Introduction
The goal for my midterm project was to derive real time emotion and use a style transfer model to map a painting associated with that emotion to the video input from a webcam. This goal was broken down into three distinct steps: 1. Emotion based feature extraction with mobilenet 2. Selecting an image associated with the detected emotion 3. Style transfer projection onto user portrait. I imagine that something like this could be displayed in a museum / exhibit, or potentially as a tool that children could use to understand emotion. Below is a demonstration of the project:
Code: https://github.com/Jarredvdv/ML5/tree/master/SentiNetVideo
Demo
I. Adding training samples to model
II. Style Transfer using detected emotion
III. Using pretrained model
Process
The project was inspired by some of the neural style transfer projects that we had seen previously during class. I wanted to extend the basic implementation in the documentation of ML5.js into something that was interesting and interactive. Naturally, using video via the webcam supported by p5 is a simple and fun, albeit computationally expensive, way to incorporate the user and enhance the interactivity of the project.

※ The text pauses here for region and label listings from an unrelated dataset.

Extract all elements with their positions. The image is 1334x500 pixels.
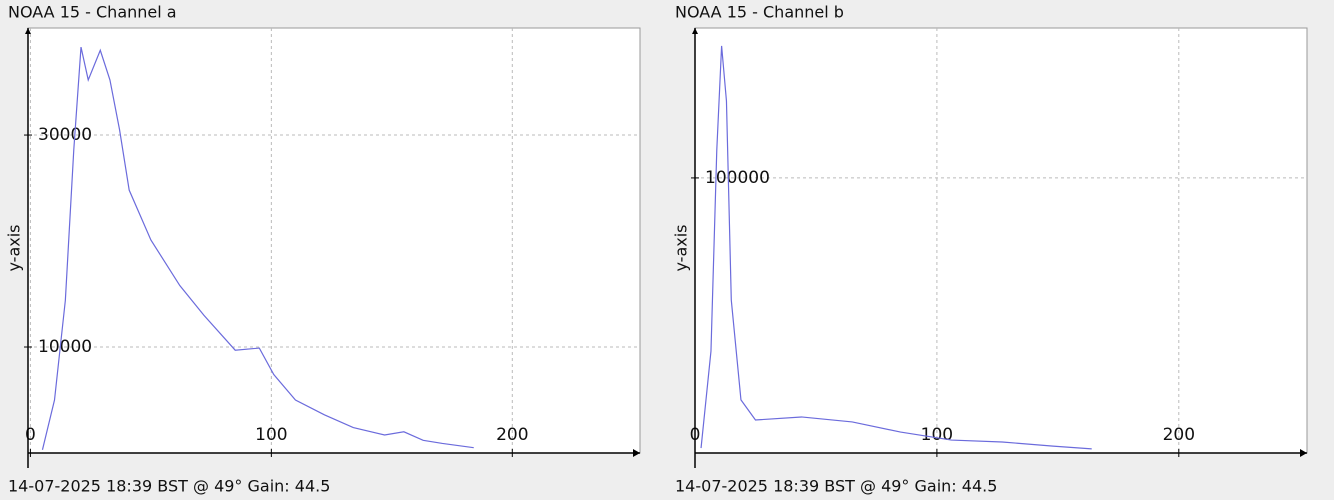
x-tick-label: 100: [921, 425, 953, 445]
y-axis-label: y-axis: [672, 224, 691, 271]
x-tick-label: 0: [25, 425, 36, 445]
caption: 14-07-2025 18:39 BST @ 49° Gain: 44.5: [675, 477, 997, 496]
axis-arrow: [1300, 449, 1307, 457]
y-tick-label: 10000: [38, 337, 92, 357]
axis-arrow: [692, 28, 698, 34]
axis-arrow: [633, 449, 640, 457]
x-tick-label: 200: [1163, 425, 1195, 445]
chart-title: NOAA 15 - Channel a: [8, 3, 177, 22]
caption: 14-07-2025 18:39 BST @ 49° Gain: 44.5: [8, 477, 330, 496]
data-line: [41, 46, 474, 450]
plot-area: [694, 27, 1308, 454]
data-line: [700, 45, 1092, 450]
y-tick-label: 100000: [705, 168, 770, 188]
x-tick-label: 100: [255, 425, 287, 445]
axis-arrow: [25, 28, 31, 34]
y-axis-label: y-axis: [5, 224, 24, 271]
y-tick-label: 30000: [38, 125, 92, 145]
x-tick-label: 200: [496, 425, 528, 445]
plot-area: [27, 27, 641, 454]
chart-title: NOAA 15 - Channel b: [675, 3, 844, 22]
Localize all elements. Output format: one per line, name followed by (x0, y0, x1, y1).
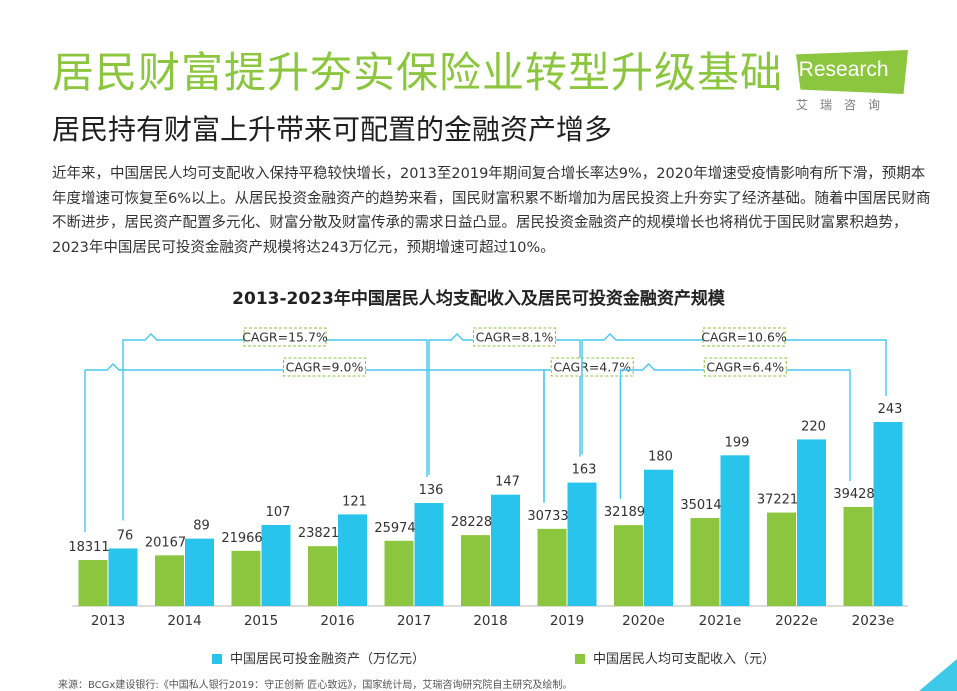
label-income-2020e: 32189 (604, 505, 645, 520)
bar-income-2018 (461, 535, 490, 606)
x-tick-2020e: 2020e (622, 613, 665, 629)
label-assets-2020e: 180 (648, 450, 673, 465)
cagr-box-5 (703, 357, 787, 377)
label-assets-2015: 107 (266, 505, 291, 520)
bar-income-2015 (231, 550, 261, 606)
cagr-label-5: CAGR=6.4% (706, 360, 784, 375)
legend-item-income: 中国居民人均可支配收入（元） (575, 648, 775, 667)
cagr-box-1 (283, 357, 366, 377)
bar-chart: 18311 76 2013 20167 89 2014 21966 107 2015 23821 1… (68, 327, 908, 629)
label-assets-2019: 163 (572, 463, 597, 478)
iresearch-logo: iResearch 艾瑞咨询 (790, 50, 910, 112)
cagr-bracket-2 (428, 333, 581, 476)
x-tick-2016: 2016 (320, 613, 354, 629)
page-subtitle: 居民持有财富上升带来可配置的金融资产增多 (52, 113, 613, 146)
bar-assets-2015 (261, 524, 291, 606)
chart-title: 2013-2023年中国居民人均支配收入及居民可投资金融资产规模 (232, 289, 725, 309)
x-tick-2013: 2013 (91, 613, 125, 629)
x-tick-2019: 2019 (550, 613, 584, 629)
bar-income-2021e (690, 518, 720, 606)
bar-assets-2014 (185, 538, 214, 606)
label-income-2016: 23821 (298, 526, 339, 541)
cagr-bracket-0 (122, 333, 428, 521)
label-income-2015: 21966 (221, 531, 262, 546)
label-income-2017: 25974 (374, 521, 415, 536)
label-assets-2018: 147 (495, 475, 520, 490)
cagr-box-4 (702, 327, 786, 347)
cagr-bracket-1 (84, 363, 545, 533)
source-note: 来源：BCGx建设银行:《中国私人银行2019：守正创新 匠心致远》，国家统计局… (58, 680, 573, 691)
bar-income-2019 (537, 528, 567, 606)
bar-assets-2019 (567, 482, 597, 606)
logo-subtext: 艾瑞咨询 (796, 98, 893, 112)
intro-paragraph: 近年来，中国居民人均可支配收入保持平稳较快增长，2013至2019年期间复合增长… (52, 166, 931, 256)
logo-flag-shape (796, 50, 908, 94)
cagr-label-4: CAGR=10.6% (701, 330, 787, 345)
x-tick-2022e: 2022e (775, 613, 818, 629)
label-assets-2023e: 243 (878, 402, 903, 417)
legend-label-income: 中国居民人均可支配收入（元） (593, 652, 776, 667)
label-income-2021e: 35014 (680, 498, 721, 513)
x-tick-2021e: 2021e (699, 613, 742, 629)
label-income-2023e: 39428 (833, 487, 874, 502)
bar-assets-2018 (491, 494, 520, 606)
bar-assets-2023e (873, 422, 903, 606)
x-tick-2014: 2014 (167, 613, 201, 629)
label-assets-2016: 121 (342, 494, 367, 509)
x-tick-2017: 2017 (397, 613, 431, 629)
logo-text: iResearch (794, 58, 889, 81)
label-assets-2017: 136 (419, 483, 444, 498)
cagr-label-0: CAGR=15.7% (242, 330, 328, 345)
bar-assets-2013 (108, 548, 138, 606)
bar-income-2017 (384, 540, 414, 606)
label-assets-2013: 76 (117, 528, 134, 543)
bar-assets-2016 (338, 514, 367, 606)
bar-income-2014 (155, 555, 184, 606)
cagr-box-2 (473, 327, 556, 347)
page-title: 居民财富提升夯实保险业转型升级基础 (52, 48, 784, 97)
bar-assets-2021e (720, 455, 750, 606)
x-tick-2015: 2015 (244, 613, 278, 629)
bar-income-2022e (767, 512, 796, 606)
bar-income-2020e (614, 525, 643, 606)
label-income-2018: 28228 (451, 515, 492, 530)
cagr-label-3: CAGR=4.7% (553, 360, 631, 375)
label-income-2014: 20167 (145, 535, 186, 550)
bar-assets-2020e (644, 469, 673, 606)
bar-income-2016 (308, 546, 337, 606)
cagr-box-0 (243, 327, 327, 347)
label-assets-2021e: 199 (725, 435, 750, 450)
label-income-2019: 30733 (527, 509, 568, 524)
label-assets-2014: 89 (193, 519, 210, 534)
bar-income-2013 (78, 560, 108, 606)
label-assets-2022e: 220 (801, 419, 826, 434)
x-tick-2018: 2018 (473, 613, 507, 629)
bar-assets-2022e (797, 439, 826, 606)
cagr-bracket-4 (581, 333, 887, 455)
corner-decoration (919, 659, 957, 691)
cagr-label-1: CAGR=9.0% (286, 360, 364, 375)
bar-income-2023e (843, 507, 873, 606)
cagr-box-3 (550, 357, 634, 377)
label-income-2013: 18311 (68, 540, 109, 555)
x-tick-2023e: 2023e (852, 613, 895, 629)
bar-assets-2017 (414, 503, 444, 606)
legend-swatch-blue (212, 654, 222, 664)
cagr-label-2: CAGR=8.1% (476, 330, 554, 345)
legend-swatch-green (575, 654, 585, 664)
cagr-bracket-5 (619, 363, 851, 498)
label-income-2022e: 37221 (757, 493, 798, 508)
legend-item-assets: 中国居民可投金融资产（万亿元） (212, 648, 425, 667)
legend-label-assets: 中国居民可投金融资产（万亿元） (230, 652, 426, 667)
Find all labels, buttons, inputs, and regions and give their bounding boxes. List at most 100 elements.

The first step required a method to determine the emotion of the user. The mobilenet feature extractor is a solid candidate and can be trained to bolster the performance of our emotion detection model. My initial approach started without a pretrained model. In order to train the model I assembled a web interface that displays the webcam video of the user, as well as some buttons that could add training samples for each emotion (happy, sad surprised, and angry) to the feature extractor. Clicking on a button while demonstrating the associated emotion creates one sample, which means that at least 4 clicks were needed to train the model naively. As you might imagine, fewer samples leads to more overfitting and likewise lower performance, so it’s a good idea to add at least 10 samples for each emotion, in which each sample includes some kind of variance whether it’s facial position, distance from camera, muscles used for the expression, which helps the model generalize better. Once there were enough samples, we can then properly train our model and test the performance. I used another set of progress bars to showcase training progress. Initial results proved that this method could work quite well in an isolated setting, of course even with 40 samples, the model might overfit, but it provided a baseline that responded well to user input. In order to demonstrate the detected emotion, I unpacked the results of the model and used a progress bar to demonstrate the statistical likelihood that an emotion was detected. This provided a good level of feedback in which the user could try the different emotions to see how well the model performed.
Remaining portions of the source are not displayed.